“Mas Tu, Senhor, és o meu escudo protetor, és a minha glória e quem me faz levantar a cabeça” - Salmos 3:4

A Voz do Pároco

Optimismo de Deus

XV DOMINGO DO TEMPO COMUM

"Assim como a chuva e a neve não voltam às nuvens, sem regar a terra, assim também a Palavra de Deus não volta aos céus sem produzir os frutos" (1ª leitura: Is 55,10-11). A comparação faz sentido, na medida em que perante a proclamação da Palavra de Deus ninguém fica indiferente: ou se aceita ou se nega.

No Evangelho (Mt 13,1-23), Jesus conta a Parábola do semeador que ao lançar as sementes, umas caiem no caminho onde são comidas pelas aves; outras caiem em terreno pedregoso onde acabam por queimar com o sol por não haver terra suficiente; outras caiem entre espinhos que as sufocam e finalmente as sementes que caiem em boa terra e dão muitos frutos.

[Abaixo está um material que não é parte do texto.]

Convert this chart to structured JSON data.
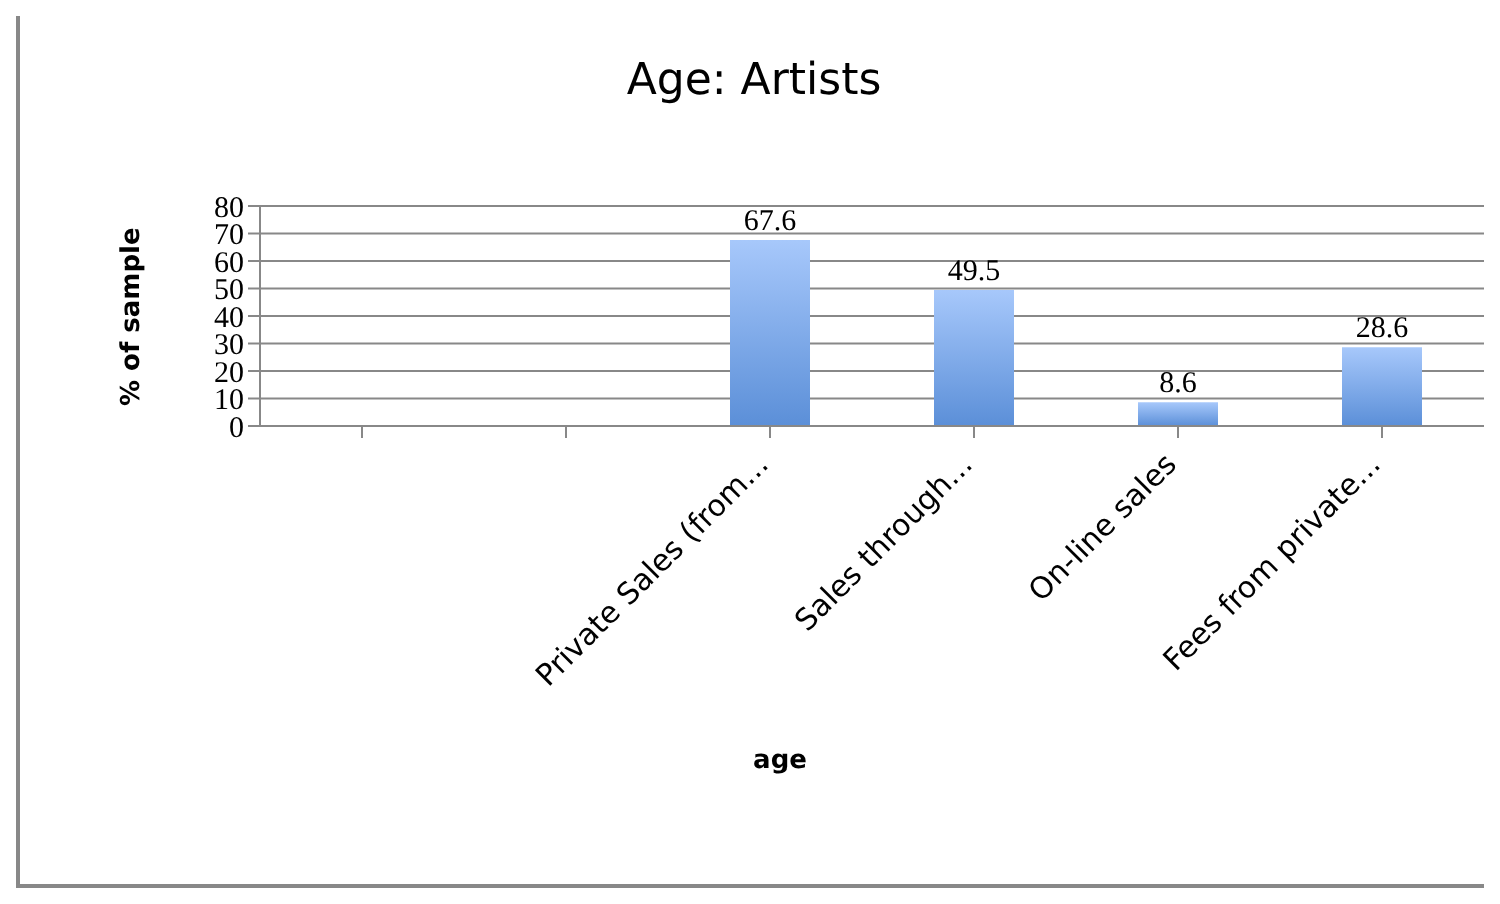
{
  "chart_data": {
    "type": "bar",
    "title": "Age: Artists",
    "xlabel": "age",
    "ylabel": "% of sample",
    "categories": [
      null,
      null,
      "Private Sales (from...",
      "Sales through...",
      "On-line sales",
      "Fees from private..."
    ],
    "values": [
      null,
      null,
      67.6,
      49.5,
      8.6,
      28.6
    ],
    "color": "#5b8fd8",
    "ylim": [
      0,
      80
    ],
    "yticks": [
      0,
      10,
      20,
      30,
      40,
      50,
      60,
      70,
      80
    ],
    "grid": "y",
    "data_labels": true
  }
}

À primeira vista a parábola faz-nos pensar na ingenuidade e inexperiência do agricultor. Mas com a meditação profunda, a parábola permite-nos descobrir que o agricultor tem estima de todos os terrenos e tem confiança e esperança de que os terrenos inférteis podem tornar-se em terras produzíveis. Nada mais senão o optimismo e o amor de Deus expressos nesta parábola. Deus é tão bondoso que "faz chover e brilhar o sol sobre os bons e os maus".

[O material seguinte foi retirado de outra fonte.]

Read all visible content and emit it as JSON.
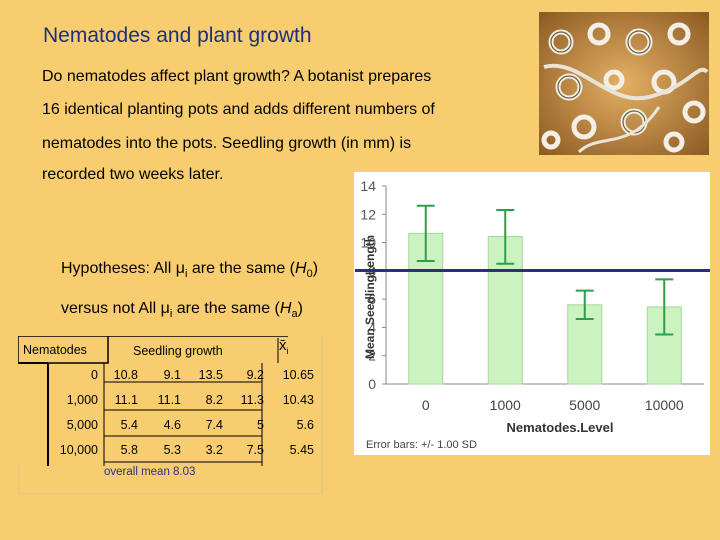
{
  "title": "Nematodes and plant growth",
  "intro_lines": [
    "Do nematodes affect plant growth? A botanist prepares",
    "16 identical planting pots and adds different numbers of",
    "nematodes into the pots. Seedling growth (in mm) is",
    "recorded two weeks later."
  ],
  "hypotheses": {
    "line1_prefix": "Hypotheses: All ",
    "mu": "μ",
    "sub_i": "i",
    "line1_mid": " are the same (",
    "h0": "H",
    "h0_sub": "0",
    "close": ")",
    "line2_prefix": "versus not All ",
    "line2_mid": " are the same (",
    "ha": "H",
    "ha_sub": "a"
  },
  "table": {
    "col1_header": "Nematodes",
    "col2_header": "Seedling growth",
    "xbar_symbol": "x̄",
    "xbar_sub": "i",
    "rows": [
      {
        "level": "0",
        "values": [
          "10.8",
          "9.1",
          "13.5",
          "9.2"
        ],
        "mean": "10.65"
      },
      {
        "level": "1,000",
        "values": [
          "11.1",
          "11.1",
          "8.2",
          "11.3"
        ],
        "mean": "10.43"
      },
      {
        "level": "5,000",
        "values": [
          "5.4",
          "4.6",
          "7.4",
          "5"
        ],
        "mean": "5.6"
      },
      {
        "level": "10,000",
        "values": [
          "5.8",
          "5.3",
          "3.2",
          "7.5"
        ],
        "mean": "5.45"
      }
    ],
    "overall_mean": "overall mean 8.03"
  },
  "chart_data": {
    "type": "bar",
    "categories": [
      "0",
      "1000",
      "5000",
      "10000"
    ],
    "values": [
      10.65,
      10.43,
      5.6,
      5.45
    ],
    "error_low": [
      8.7,
      8.5,
      4.6,
      3.5
    ],
    "error_high": [
      12.6,
      12.3,
      6.6,
      7.4
    ],
    "ylabel": "Mean SeedlingLength",
    "xlabel": "Nematodes.Level",
    "ylim": [
      0,
      14
    ],
    "yticks": [
      "0",
      "2",
      "4",
      "6",
      "8",
      "10",
      "12",
      "14"
    ],
    "overall_mean_line": 8.03,
    "footnote": "Error bars: +/- 1.00 SD",
    "colors": {
      "bar": "#ccf2c2",
      "bar_edge": "#a3d99a",
      "error": "#2f9e48",
      "mean_line": "#2a2e86"
    }
  }
}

Os diferentes terrenos também representam as diversas formas como, ao longo da nossa vida, temos acolhido a Palavra de Deus. De certeza que, já fomos "terreno do caminho, isto é, quando ouvimos a palavra de Deus sem a entender e nem a aplicar à nossa vida; também já fomos terrenos pedregosos ou com espinhos quando ao ouvirmos a Palavra de Deus nos entusiasmamos e até procuramos segui-la mas com as dificuldades da vida ou com as preocupações deste mundo e das riquezas, abandonamo-la. Apesar disso, também fomos ou somos boa terra no sentido de que procuramos viver a Palavra. Portanto, a mensagem da parábola convida-nos a sermos bons terrenos, a amar sem fronteiras como Deus e acreditar que do terreno espinhoso, pedregoso ou a beira do caminho podemos nos tornar num bom terreno.

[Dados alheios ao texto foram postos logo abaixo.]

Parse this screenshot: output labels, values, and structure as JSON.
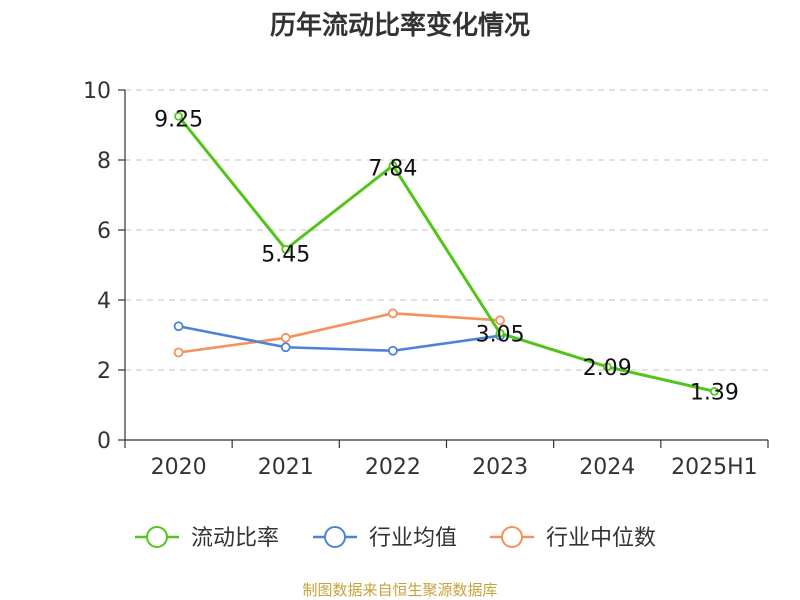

É claro que não é fácil tornar-se num terreno fértil porque isto implica renúncias e levar Cristo a sério. E como dizia Noller, "levar Cristo a sério, é perdoar os próprios inimigos e abençoá-los"; é "dar a outra face"; é "perder a vida neste mundo"; é aceitar que sejamos chamados "beatos" (as) e atrasados em nome de Cristo. Na verdade, ser e viver o cristianismo numa sociedade adversa aos valores evangélicos e sociedade onde o cristianismo é considerado a herança do passado, nada mais senão assumir o martírio. Consciente disto, S. Paulo lembra-nos que "os sofrimentos do tempo presente não têm comparação com a glória que se há-de manifestar em nós" (Rom. 8,18-23: 2ª leitura), ou como diz Jesus "quem perder a vida por minha causa ganhá-la-á".